Physiological Context of Potassium
- Potassium is mainly intracellular, maintained by the Na+/K+ ATPase pump.
- Hyperkalemia (excess potassium in the blood) causes:
- Prolonged depolarization: Higher extracellular K+ makes it harder for cells to repolarize.
- ECG changes: QRS complex widens; T waves become tall and peaked; Conduction slows.
- Severe hyperkalemia: Leads to disappearance of P waves and a sinusoidal ECG shape, signaling impending ventricular fibrillation or asystole (cardiac arrest).
Hypokalemia and Drug-Induced Effects
- Self-medication for Covid-19 using chloroquine phosphate (fish tank cleaner).
- Licorice overdose (Glycyrrhizin/glycyrrhizic acid):
- Hypokalemia.
- Arrhythmias-QT prolongation.
- Hypertension.
- Inhibits renal 11β-hydroxysteroid dehydrogenase (activation of MRs by excess cortisol)-pseudoaldosteronism.
- Chloroquine & Hydroxychloroquine: Activate inward rectifier potassium channels (Kir) in cardiac cells, leading to hypokalemia.

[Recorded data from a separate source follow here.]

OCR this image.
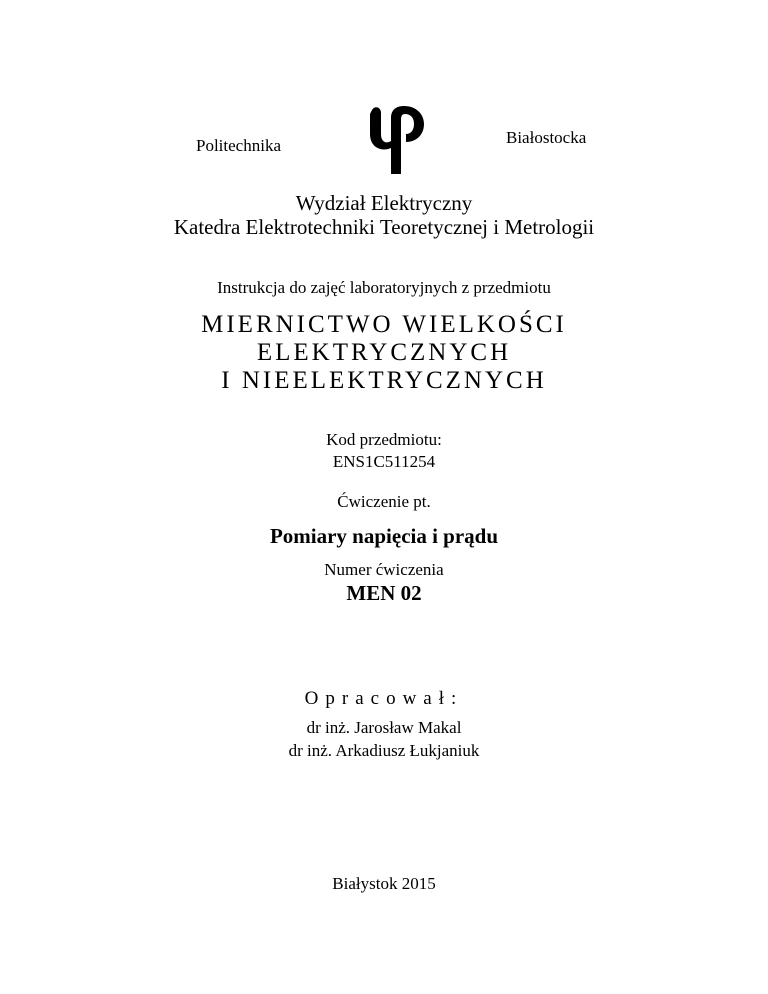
Politechnika	Białostocka
Wydział Elektryczny
Katedra Elektrotechniki Teoretycznej i Metrologii
Instrukcja do zajęć laboratoryjnych z przedmiotu
MIERNICTWO WIELKOŚCI
ELEKTRYCZNYCH
I NIEELEKTRYCZNYCH
Kod przedmiotu:
ENS1C511254
Ćwiczenie pt.
Pomiary napięcia i prądu
Numer ćwiczenia
MEN 02
Opracował:
dr inż. Jarosław Makal
dr inż. Arkadiusz Łukjaniuk
Białystok 2015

Hypokalemia increases the risk of QT prolongation and Torsades de Pointes (TdP).
- Licorice overdose (glycyrrhizin/glycyrrhizic acid) inhibits 11β-HSD2, causing cortisol accumulation and overstimulation of mineralocorticoid receptors (MRs), leading to sodium retention, potassium loss, and hypertension. Severe potassium depletion increases the risk of ventricular arrhythmias and QT prolongation.